The last 10+ signs have info on how each of us can become river aware and help improve the health of Parramatta River.
The track from the playground on Northam Drive to Balaka Falls can be a bit tricky to follow correctly. So our signs take away the hassle and we placed a lot more at the beginning to show you the way. Keep in mind that at a ‘decision point’ (intersection in the track), we’ve stuck a sign just afterwards along the right path.
The Our Living River walking trail is about 1.5km in total and has a few creek crossings. Including walking cross the top of Balaka Falls.
Unfortunately the falls are looking very dry at the moment.
But it’s amazing how a bit of rain can make all the difference….so fingers crossed for some rain soon.
12Gumnut Babies ABC [GONE] – Hunts Creek Reserve (East), Carlingford
Installed 22nd May from the playground on Lesley Ave in Carlingford. It’s a 1.5km loop trail via Balaka Falls.
More details to come soon.
13Superheroes – North Rocks Dam [most signs damaged or gone]
Able to leap tall buildings in a single bound… it’s our Superheroes Walking Trail! It takes you through the lovely Bidjigal Reserve on the Murri Yanna Track. The walking trail is about 2km return and half of it is a loop (assuming you can walk through the tunnel).
There are 30 numbered signs to find, with a host of superheroes including some modern day ones.
For safety reasons, we’ve taken the walk along the detour track to start with so that if you can’t walk through the tunnel due to rising water levels then you can still do the walk (and know how to get back!). Unfortunately the detour track is not well sign posted.
The Superheroes Walking Trail starts from the end of Ventura Road in Northmead. There’s a playground on the corner with Winton Ave – which is currently being upgraded.
The walk starts off on a sealed road and is a steep slope down.

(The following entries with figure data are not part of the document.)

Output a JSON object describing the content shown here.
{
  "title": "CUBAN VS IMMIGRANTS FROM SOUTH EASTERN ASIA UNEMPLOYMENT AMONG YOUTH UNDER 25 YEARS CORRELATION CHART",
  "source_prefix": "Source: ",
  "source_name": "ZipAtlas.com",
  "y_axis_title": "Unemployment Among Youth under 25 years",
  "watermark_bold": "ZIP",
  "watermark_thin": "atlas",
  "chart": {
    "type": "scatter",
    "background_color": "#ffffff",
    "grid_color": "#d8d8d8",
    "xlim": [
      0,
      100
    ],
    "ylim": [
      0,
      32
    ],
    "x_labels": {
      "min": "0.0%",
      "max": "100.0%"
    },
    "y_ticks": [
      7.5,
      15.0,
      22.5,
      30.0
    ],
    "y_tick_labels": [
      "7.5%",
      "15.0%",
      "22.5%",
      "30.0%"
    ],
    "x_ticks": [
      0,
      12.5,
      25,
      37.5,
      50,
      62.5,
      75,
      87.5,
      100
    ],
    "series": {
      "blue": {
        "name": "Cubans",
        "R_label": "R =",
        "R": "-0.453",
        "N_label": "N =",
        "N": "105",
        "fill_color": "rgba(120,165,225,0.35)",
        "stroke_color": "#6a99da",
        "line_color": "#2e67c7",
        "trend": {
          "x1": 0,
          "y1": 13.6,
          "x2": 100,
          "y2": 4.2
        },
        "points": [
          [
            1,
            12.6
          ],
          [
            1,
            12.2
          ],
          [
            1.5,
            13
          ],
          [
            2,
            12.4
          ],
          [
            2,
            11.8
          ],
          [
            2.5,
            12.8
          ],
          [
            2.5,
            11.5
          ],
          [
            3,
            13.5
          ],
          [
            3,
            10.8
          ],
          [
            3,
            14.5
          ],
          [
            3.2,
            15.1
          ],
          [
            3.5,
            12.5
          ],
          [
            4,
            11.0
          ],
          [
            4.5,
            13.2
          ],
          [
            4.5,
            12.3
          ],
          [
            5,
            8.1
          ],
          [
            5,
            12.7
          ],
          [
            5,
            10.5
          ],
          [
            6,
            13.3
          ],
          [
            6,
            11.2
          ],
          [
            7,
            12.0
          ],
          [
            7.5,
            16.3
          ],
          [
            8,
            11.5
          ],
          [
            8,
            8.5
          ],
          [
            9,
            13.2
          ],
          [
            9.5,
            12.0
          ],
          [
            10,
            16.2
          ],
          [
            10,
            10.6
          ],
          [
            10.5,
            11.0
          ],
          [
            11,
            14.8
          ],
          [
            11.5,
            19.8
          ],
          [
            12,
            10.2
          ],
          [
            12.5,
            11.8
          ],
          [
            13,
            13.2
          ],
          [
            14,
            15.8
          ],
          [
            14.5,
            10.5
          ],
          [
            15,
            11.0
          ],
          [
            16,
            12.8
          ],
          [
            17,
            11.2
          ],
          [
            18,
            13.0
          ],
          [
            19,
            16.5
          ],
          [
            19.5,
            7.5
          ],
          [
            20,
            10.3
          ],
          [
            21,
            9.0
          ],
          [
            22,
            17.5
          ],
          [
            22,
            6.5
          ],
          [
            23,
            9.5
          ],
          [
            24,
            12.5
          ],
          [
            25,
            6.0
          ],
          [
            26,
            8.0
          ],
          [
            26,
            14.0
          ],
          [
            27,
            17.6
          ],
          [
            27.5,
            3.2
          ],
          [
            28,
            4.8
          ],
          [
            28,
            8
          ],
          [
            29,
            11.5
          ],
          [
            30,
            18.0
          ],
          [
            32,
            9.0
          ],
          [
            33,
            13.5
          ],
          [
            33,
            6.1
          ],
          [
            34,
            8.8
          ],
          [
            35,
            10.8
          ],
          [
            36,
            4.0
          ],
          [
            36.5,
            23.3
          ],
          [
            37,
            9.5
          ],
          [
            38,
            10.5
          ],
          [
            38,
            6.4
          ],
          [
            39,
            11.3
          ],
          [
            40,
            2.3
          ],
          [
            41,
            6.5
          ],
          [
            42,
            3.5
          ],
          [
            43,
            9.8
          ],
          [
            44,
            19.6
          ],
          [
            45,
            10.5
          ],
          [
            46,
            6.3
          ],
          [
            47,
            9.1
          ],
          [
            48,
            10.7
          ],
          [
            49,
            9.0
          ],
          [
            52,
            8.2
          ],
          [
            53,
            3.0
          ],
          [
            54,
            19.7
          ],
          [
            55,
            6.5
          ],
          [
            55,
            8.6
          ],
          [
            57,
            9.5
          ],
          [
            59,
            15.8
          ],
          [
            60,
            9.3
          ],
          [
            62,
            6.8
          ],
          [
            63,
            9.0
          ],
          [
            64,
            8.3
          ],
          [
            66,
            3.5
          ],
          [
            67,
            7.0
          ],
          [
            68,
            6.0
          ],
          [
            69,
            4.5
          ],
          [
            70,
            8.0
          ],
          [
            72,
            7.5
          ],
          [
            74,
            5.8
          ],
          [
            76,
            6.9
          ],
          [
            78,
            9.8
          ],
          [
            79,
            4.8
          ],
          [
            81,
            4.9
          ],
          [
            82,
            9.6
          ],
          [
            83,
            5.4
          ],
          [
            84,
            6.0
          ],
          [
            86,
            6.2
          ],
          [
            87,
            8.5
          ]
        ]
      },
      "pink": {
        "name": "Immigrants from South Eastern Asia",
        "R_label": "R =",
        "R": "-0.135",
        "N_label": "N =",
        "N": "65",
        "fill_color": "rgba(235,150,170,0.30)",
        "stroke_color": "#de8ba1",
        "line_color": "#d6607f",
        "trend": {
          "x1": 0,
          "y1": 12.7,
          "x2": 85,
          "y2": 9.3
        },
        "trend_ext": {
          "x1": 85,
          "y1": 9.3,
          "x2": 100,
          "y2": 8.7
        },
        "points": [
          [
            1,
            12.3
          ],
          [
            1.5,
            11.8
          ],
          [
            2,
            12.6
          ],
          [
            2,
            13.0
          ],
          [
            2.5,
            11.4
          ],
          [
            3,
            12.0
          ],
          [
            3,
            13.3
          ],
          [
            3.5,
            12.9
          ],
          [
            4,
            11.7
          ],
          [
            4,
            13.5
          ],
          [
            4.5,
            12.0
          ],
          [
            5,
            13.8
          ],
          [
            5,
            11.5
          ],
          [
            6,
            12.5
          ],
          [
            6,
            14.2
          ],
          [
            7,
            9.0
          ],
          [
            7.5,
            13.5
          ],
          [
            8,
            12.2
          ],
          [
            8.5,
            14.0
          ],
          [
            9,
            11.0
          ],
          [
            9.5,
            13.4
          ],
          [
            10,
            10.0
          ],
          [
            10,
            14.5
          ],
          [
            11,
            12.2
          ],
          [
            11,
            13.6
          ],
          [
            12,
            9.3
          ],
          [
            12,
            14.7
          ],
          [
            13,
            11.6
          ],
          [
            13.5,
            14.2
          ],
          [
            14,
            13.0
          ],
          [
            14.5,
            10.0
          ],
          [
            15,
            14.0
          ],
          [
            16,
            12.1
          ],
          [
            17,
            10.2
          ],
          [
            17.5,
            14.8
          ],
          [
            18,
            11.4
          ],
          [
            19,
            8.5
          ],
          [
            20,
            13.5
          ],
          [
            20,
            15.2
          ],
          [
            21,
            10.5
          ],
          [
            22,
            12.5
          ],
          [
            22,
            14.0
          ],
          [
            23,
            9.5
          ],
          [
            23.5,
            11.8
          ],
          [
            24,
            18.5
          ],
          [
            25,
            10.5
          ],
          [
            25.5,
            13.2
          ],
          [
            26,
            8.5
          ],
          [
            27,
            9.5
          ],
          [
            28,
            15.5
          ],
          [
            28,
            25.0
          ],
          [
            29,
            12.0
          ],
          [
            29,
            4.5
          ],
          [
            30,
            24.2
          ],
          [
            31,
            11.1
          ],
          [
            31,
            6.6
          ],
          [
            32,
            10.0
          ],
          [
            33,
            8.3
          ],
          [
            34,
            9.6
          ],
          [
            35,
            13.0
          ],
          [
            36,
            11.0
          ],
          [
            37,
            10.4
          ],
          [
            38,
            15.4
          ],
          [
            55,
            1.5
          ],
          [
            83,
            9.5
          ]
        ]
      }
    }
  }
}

Once at the bottom, you go right onto the main track that is flat and wide.
When you get to the bridge, cross it to take the flood detour track around to the top viewing platform. This 1st section of the walk is pram friendly and you could continue onto the ‘dam’ wall, skipping signs 11 through to 20, if you have a pram or want to make it a shorter walk.
The walking trail path from the bridge is narrow and steep and there are some stairs.
Once at the top, head towards the flood retarding wall – where you’ll find Superman.
After checking out the view from the top of the flood retarding wall, head down the fire trail road (go right).
Once you get to the end of the road, and the bottom viewing platform, you’ll find Spiderman.
Now if water levels are low (not covering the tunnel path), then walk through the tunnel to loop back to the main track. But if water levels are high, then you will need to retrace your steps back along the detour track.
There’s a nice spot at the bottom of the ‘dam’ wall where the kids usually play.
Once out of the tunnel, there are signs 21 to 30 to find. And make sure to look back at the massive wall!
The Black Panther sign marks the spot where you need to turn to take the road back up to where you started. On the way back up, make sure to go up close to sign number 30!